Nel pervenire a tale conclusione, il tribunale cautelare ha tuttavia ancorato, come fondatamente lamenta l’Ufficio ricorrente, l’elemento costituito dall’esistenza di un “gruppo criminale organizzato” alla presenza di una stabile organizzazione che invece non è richiesta per l’integrazione della fattispecie declinata dall’art. 3 della legge n. 146 del 2006 e che costituisce indice diverso (ed ulteriore) rispetto alla stabilità dei rapporti fra gli adepti (dovendo i concorrenti nel reato essere partecipi non di un’associazione per delinquere – che una stabile organizzazione, sia pure tendenziale, richiede – ma di un gruppo criminale che, invece, può prescindere da una stabile organizzazione esigendo soltanto una stabilità di rapporti tra i compartecipi), tacendo del tutto in ordine all’esistenza e alla consistenza di un tale requisito (se cioè vi fosse o meno una stabilità di rapporti fra gli adepti, come pure lo stesso Tribunale si era fatto carico di precisare) ed incorrendo pertanto nel vizio di violazione di legge denunciato per omessa motivazione su un punto decisivo del tema cautelare, vizio che pure deve essere rimosso dal G. del rinvio sulla base del principio di diritto affermato dalle Sezioni Unite della Corte secondo il quale il gruppo criminale organizzato, cui fanno riferimento gli artt. 3 e 4 della I. n. 146 del 2006, è configurabile, secondo le indicazioni contenute nell’art. 2, punti a) e c) della Convenzione delle Nazioni unite contro il crimine organizzato del 15 novembre 2000 (cosiddetta convenzione di Palermo), in presenza dei seguenti elementi: a) stabilità di rapporti fra gli adepti; b) minimo di organizzazione senza formale definizione di ruoli; c) non occasionalità o estemporaneità della stessa; d) costituzione in vista anche di un solo reato e per il conseguimento di un vantaggio finanziario o di altro vantaggio materiale, avuto riguardo al fatto che il gruppo criminale organizzato è certamente un “quid pluris” rispetto al mero concorso di persone, ma si diversifica anche dall’associazione a delinquere di cui all’art. 416 cod. pen. che richiede un’articolata organizzazione strutturale, seppure in forma minima od elementare, tendenzialmente stabile e permanente, una precisa ripartizione di ruoli e la pianificazione di una serie indeterminata di reati (Sez. U, n. 18374 del 31/01/2013, cit., Rv. 255034).

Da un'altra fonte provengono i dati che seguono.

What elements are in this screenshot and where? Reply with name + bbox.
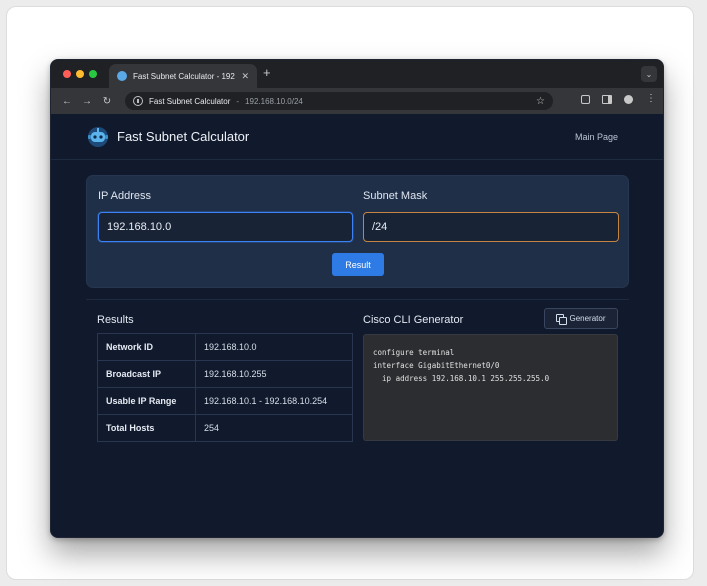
generator-label: Generator	[569, 314, 606, 323]
row-value: 192.168.10.0	[195, 333, 353, 361]
results-table: Network ID 192.168.10.0 Broadcast IP 192…	[97, 333, 353, 442]
cli-line: configure terminal	[373, 348, 455, 357]
row-value: 192.168.10.255	[195, 360, 353, 388]
row-key: Broadcast IP	[97, 360, 196, 388]
robot-logo-icon	[88, 127, 108, 147]
main-page-link[interactable]: Main Page	[575, 132, 618, 142]
generator-button[interactable]: Generator	[544, 308, 618, 329]
url-host: Fast Subnet Calculator	[149, 96, 231, 106]
subnet-mask-input[interactable]: /24	[363, 212, 619, 242]
browser-toolbar: ← → ↻ Fast Subnet Calculator - 192.168.1…	[51, 88, 663, 114]
subnet-mask-label: Subnet Mask	[363, 190, 428, 202]
ip-address-label: IP Address	[98, 190, 151, 202]
extensions-icon[interactable]	[581, 95, 590, 104]
bookmark-star-icon[interactable]: ☆	[536, 96, 545, 107]
cli-line: interface GigabitEthernet0/0	[373, 361, 500, 370]
page-title: Fast Subnet Calculator	[117, 129, 250, 144]
section-divider	[86, 299, 629, 300]
table-row: Network ID 192.168.10.0	[97, 333, 353, 361]
back-icon[interactable]: ←	[57, 96, 77, 107]
browser-menu-icon[interactable]: ⋮	[645, 94, 657, 104]
app-header: Fast Subnet Calculator Main Page	[51, 114, 663, 160]
input-panel: IP Address Subnet Mask 192.168.10.0 /24 …	[86, 175, 629, 288]
row-key: Usable IP Range	[97, 387, 196, 415]
row-key: Total Hosts	[97, 414, 196, 442]
minimize-window-button[interactable]	[76, 70, 84, 78]
browser-window: Fast Subnet Calculator - 192. ✕ + ⌄ ← → …	[50, 59, 664, 538]
tab-strip: Fast Subnet Calculator - 192. ✕ + ⌄	[51, 60, 663, 88]
row-key: Network ID	[97, 333, 196, 361]
screenshot-card: Fast Subnet Calculator - 192. ✕ + ⌄ ← → …	[6, 6, 694, 580]
favicon-icon	[117, 71, 127, 81]
address-bar[interactable]: Fast Subnet Calculator - 192.168.10.0/24…	[125, 92, 553, 110]
tab-title: Fast Subnet Calculator - 192.	[133, 71, 236, 81]
new-tab-button[interactable]: +	[263, 66, 271, 80]
forward-icon[interactable]: →	[77, 96, 97, 107]
cli-output[interactable]: configure terminal interface GigabitEthe…	[363, 334, 618, 441]
tab-close-icon[interactable]: ✕	[241, 71, 249, 82]
copy-icon	[556, 314, 568, 325]
profile-icon[interactable]	[624, 95, 633, 104]
close-window-button[interactable]	[63, 70, 71, 78]
site-info-icon[interactable]	[133, 96, 143, 106]
toolbar-icons: ⋮	[581, 94, 657, 104]
table-row: Usable IP Range 192.168.10.1 - 192.168.1…	[97, 387, 353, 415]
reload-icon[interactable]: ↻	[97, 96, 117, 107]
table-row: Total Hosts 254	[97, 414, 353, 442]
ip-address-input[interactable]: 192.168.10.0	[98, 212, 353, 242]
url-path: 192.168.10.0/24	[245, 96, 303, 106]
row-value: 254	[195, 414, 353, 442]
table-row: Broadcast IP 192.168.10.255	[97, 360, 353, 388]
cli-line: ip address 192.168.10.1 255.255.255.0	[373, 374, 550, 383]
result-button[interactable]: Result	[332, 253, 384, 276]
cli-heading: Cisco CLI Generator	[363, 314, 464, 326]
maximize-window-button[interactable]	[89, 70, 97, 78]
results-heading: Results	[97, 314, 134, 326]
browser-tab[interactable]: Fast Subnet Calculator - 192. ✕	[109, 64, 257, 88]
row-value: 192.168.10.1 - 192.168.10.254	[195, 387, 353, 415]
app-page: Fast Subnet Calculator Main Page IP Addr…	[51, 114, 663, 537]
side-panel-icon[interactable]	[602, 95, 612, 104]
url-separator: -	[236, 96, 240, 106]
tab-search-button[interactable]: ⌄	[641, 66, 657, 82]
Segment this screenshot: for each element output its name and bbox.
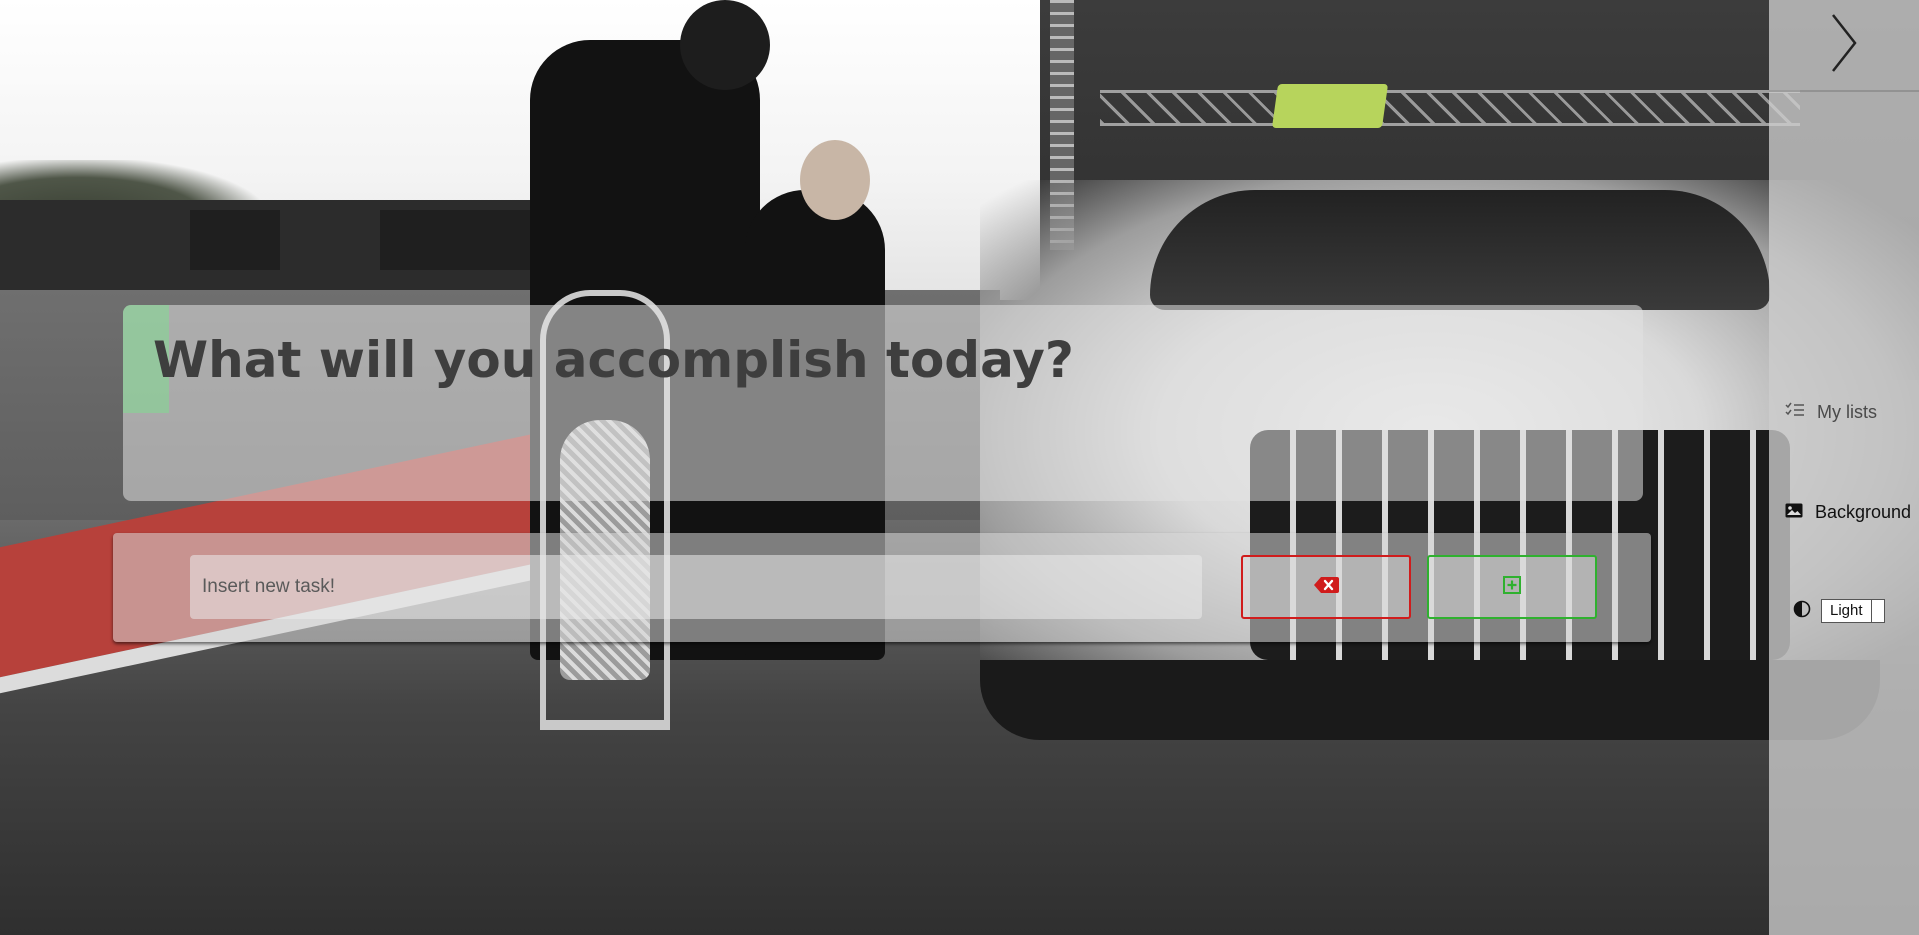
plus-square-icon	[1503, 575, 1521, 599]
greeting-title: What will you accomplish today?	[153, 331, 1074, 389]
sidebar: My lists Background Light	[1769, 0, 1919, 935]
sidebar-item-background[interactable]: Background	[1785, 502, 1911, 523]
my-lists-label: My lists	[1817, 402, 1877, 422]
background-label: Background	[1815, 502, 1912, 522]
image-icon	[1785, 502, 1803, 523]
greeting-card: What will you accomplish today?	[123, 305, 1643, 501]
truss	[1100, 90, 1800, 126]
sponsor-sign	[1271, 84, 1389, 128]
chevron-right-icon	[1830, 13, 1858, 78]
dropdown-arrow-icon	[1870, 600, 1884, 622]
backspace-x-icon	[1313, 576, 1339, 599]
pit-building	[0, 200, 600, 290]
contrast-icon	[1793, 600, 1811, 623]
task-entry-bar	[113, 533, 1651, 642]
car-windshield	[1150, 190, 1770, 310]
theme-select[interactable]: Light	[1821, 599, 1885, 623]
clear-button[interactable]	[1241, 555, 1411, 619]
sidebar-toggle-button[interactable]	[1769, 0, 1919, 92]
sidebar-item-my-lists[interactable]: My lists	[1785, 402, 1877, 423]
checklist-icon	[1785, 402, 1805, 423]
mechanic-head-2	[800, 140, 870, 220]
task-input[interactable]	[190, 555, 1202, 619]
theme-selected-value: Light	[1830, 602, 1863, 619]
theme-row: Light	[1793, 599, 1885, 623]
mechanic-head	[680, 0, 770, 90]
car-bumper	[980, 660, 1880, 740]
add-task-button[interactable]	[1427, 555, 1597, 619]
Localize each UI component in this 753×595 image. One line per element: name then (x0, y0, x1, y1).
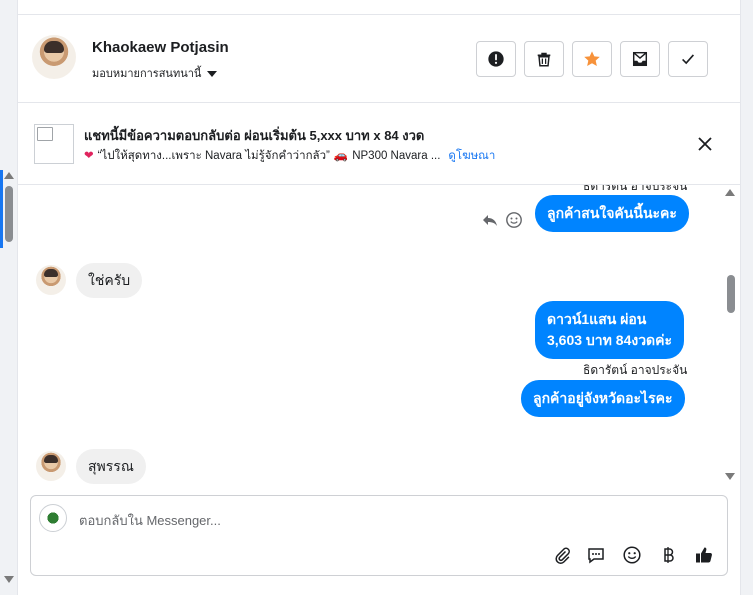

  1. Né sono fondate le eccezioni mosse dagli indagati dirette a denunciare l’inammissibilità dei ricorsi del pubblico ministero per avere il ricorrente lamentato vizi della motivazione, sollevando censure precluse nel giudizio di legittimità in relazione alle impugnazioni cautelari reali.

Sulla questione sollevata, va ricordato che, in tema di impugnazione di misure cautelari reali, l’omesso esame di punti decisivi per l’accertamento del fatto, sui quali fonda la conferma, la riforma o l’annullamento del provvedimento di sequestro, si traduce in una violazione di legge per mancanza di motivazione, censurabile con ricorso per cassazione ai sensi dell’art. 325, comma primo cod. proc. pen. (Sez. 3, n. 28241 del 18/02/2015, Baronio, Rv. 264011).

  1. Il quarto motivo deve ritenersi assorbito.

P.Q.M.

Annulla le ordinanze impugnate e rinvia al Tribunale di Udine.

Originally posted 2019-05-26 18:38:51.